In this paper, we study the bending nonlinear free vibrations of a centrifugally stiffened beam with uniform cross-section and constant angular velocity. The nonlinear intrinsic equations of motion used here are geometrically exact and specific to beams exhibiting large amplitude displacements and rotations associated with small strains. Based on the Timoshenko beam model, these equations are derived from Hamilton׳s principle, in which the warping is considered. All coupling terms are considered including Coriolis terms. The studied beams are isotropic with clamped-free boundary conditions. By combining the Galerkin method with the harmonic balance method, the equations of motion are converted into a quadratic function treated with a continuation method: the Asymptotic Numerical Method, where the generalized displacement vector is presented as a series expansion.
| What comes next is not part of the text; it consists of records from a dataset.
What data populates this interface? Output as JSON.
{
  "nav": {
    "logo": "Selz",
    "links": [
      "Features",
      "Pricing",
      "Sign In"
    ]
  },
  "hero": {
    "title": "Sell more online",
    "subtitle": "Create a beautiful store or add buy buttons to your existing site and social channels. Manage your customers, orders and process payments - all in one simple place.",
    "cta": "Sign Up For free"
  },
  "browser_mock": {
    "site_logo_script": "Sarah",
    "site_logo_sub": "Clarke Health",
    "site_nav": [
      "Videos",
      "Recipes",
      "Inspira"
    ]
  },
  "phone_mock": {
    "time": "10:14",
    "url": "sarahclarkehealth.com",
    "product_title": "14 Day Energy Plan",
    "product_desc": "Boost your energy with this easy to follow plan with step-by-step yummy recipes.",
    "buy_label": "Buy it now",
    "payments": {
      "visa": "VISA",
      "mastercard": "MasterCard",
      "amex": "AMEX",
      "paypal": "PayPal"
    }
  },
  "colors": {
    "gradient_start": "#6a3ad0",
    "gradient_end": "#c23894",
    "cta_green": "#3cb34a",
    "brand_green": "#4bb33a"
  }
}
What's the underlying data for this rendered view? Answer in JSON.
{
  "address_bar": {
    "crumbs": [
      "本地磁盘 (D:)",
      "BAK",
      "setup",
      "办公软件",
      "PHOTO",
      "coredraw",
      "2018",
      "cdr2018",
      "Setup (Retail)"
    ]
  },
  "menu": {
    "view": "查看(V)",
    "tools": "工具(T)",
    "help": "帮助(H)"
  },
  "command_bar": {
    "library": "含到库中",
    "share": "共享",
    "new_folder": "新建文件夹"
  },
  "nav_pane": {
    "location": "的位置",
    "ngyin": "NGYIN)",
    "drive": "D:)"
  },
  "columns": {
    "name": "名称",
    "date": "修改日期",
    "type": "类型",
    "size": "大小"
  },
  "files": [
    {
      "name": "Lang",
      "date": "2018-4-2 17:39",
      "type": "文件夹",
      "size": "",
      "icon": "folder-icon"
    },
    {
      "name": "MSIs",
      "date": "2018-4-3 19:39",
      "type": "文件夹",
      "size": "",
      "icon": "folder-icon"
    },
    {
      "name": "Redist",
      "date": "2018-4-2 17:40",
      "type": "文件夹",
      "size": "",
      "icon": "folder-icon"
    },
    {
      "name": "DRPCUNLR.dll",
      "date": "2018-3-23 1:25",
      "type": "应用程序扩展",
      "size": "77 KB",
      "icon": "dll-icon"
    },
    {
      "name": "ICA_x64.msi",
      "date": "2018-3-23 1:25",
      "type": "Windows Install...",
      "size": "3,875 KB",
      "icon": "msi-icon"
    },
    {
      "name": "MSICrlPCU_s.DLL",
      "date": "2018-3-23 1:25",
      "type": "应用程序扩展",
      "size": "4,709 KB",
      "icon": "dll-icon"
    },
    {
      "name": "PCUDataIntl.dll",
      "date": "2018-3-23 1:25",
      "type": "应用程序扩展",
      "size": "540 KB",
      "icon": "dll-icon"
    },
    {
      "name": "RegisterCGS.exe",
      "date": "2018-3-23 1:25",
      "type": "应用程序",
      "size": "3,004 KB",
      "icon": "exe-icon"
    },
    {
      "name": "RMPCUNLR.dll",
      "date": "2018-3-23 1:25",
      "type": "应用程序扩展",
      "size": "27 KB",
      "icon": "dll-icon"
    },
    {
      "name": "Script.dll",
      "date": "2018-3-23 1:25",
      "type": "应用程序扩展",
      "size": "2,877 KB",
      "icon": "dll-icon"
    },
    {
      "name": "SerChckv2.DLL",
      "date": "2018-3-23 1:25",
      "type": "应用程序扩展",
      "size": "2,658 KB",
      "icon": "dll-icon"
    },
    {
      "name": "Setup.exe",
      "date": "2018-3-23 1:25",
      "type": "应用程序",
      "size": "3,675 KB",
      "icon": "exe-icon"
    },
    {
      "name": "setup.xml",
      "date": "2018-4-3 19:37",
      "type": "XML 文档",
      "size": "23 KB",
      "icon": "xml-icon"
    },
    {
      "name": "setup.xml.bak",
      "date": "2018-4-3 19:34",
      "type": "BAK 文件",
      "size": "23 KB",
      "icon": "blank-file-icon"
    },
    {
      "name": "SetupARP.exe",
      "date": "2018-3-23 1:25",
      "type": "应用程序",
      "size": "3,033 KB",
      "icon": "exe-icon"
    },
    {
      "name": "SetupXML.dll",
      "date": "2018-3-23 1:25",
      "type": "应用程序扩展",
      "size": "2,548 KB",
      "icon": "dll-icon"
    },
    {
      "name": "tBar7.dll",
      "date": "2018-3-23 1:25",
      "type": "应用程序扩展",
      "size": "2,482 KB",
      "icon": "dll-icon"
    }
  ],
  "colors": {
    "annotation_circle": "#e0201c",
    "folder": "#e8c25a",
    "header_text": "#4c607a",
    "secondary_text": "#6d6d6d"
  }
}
While analysing the effect of the angular velocity, we determine the amplitude versus frequency variations which are plotted as backbone curves. Considering the first lagging and flapping modes, the changes in beam behaviour from hardening to softening are investigated and identified as a function of the angular velocity and the effect of shear. Particular attention is paid to high angular velocities for both Euler-Bernoulli and Timoshenko beams and the natural frequencies so obtained are compared with the results available in the literature.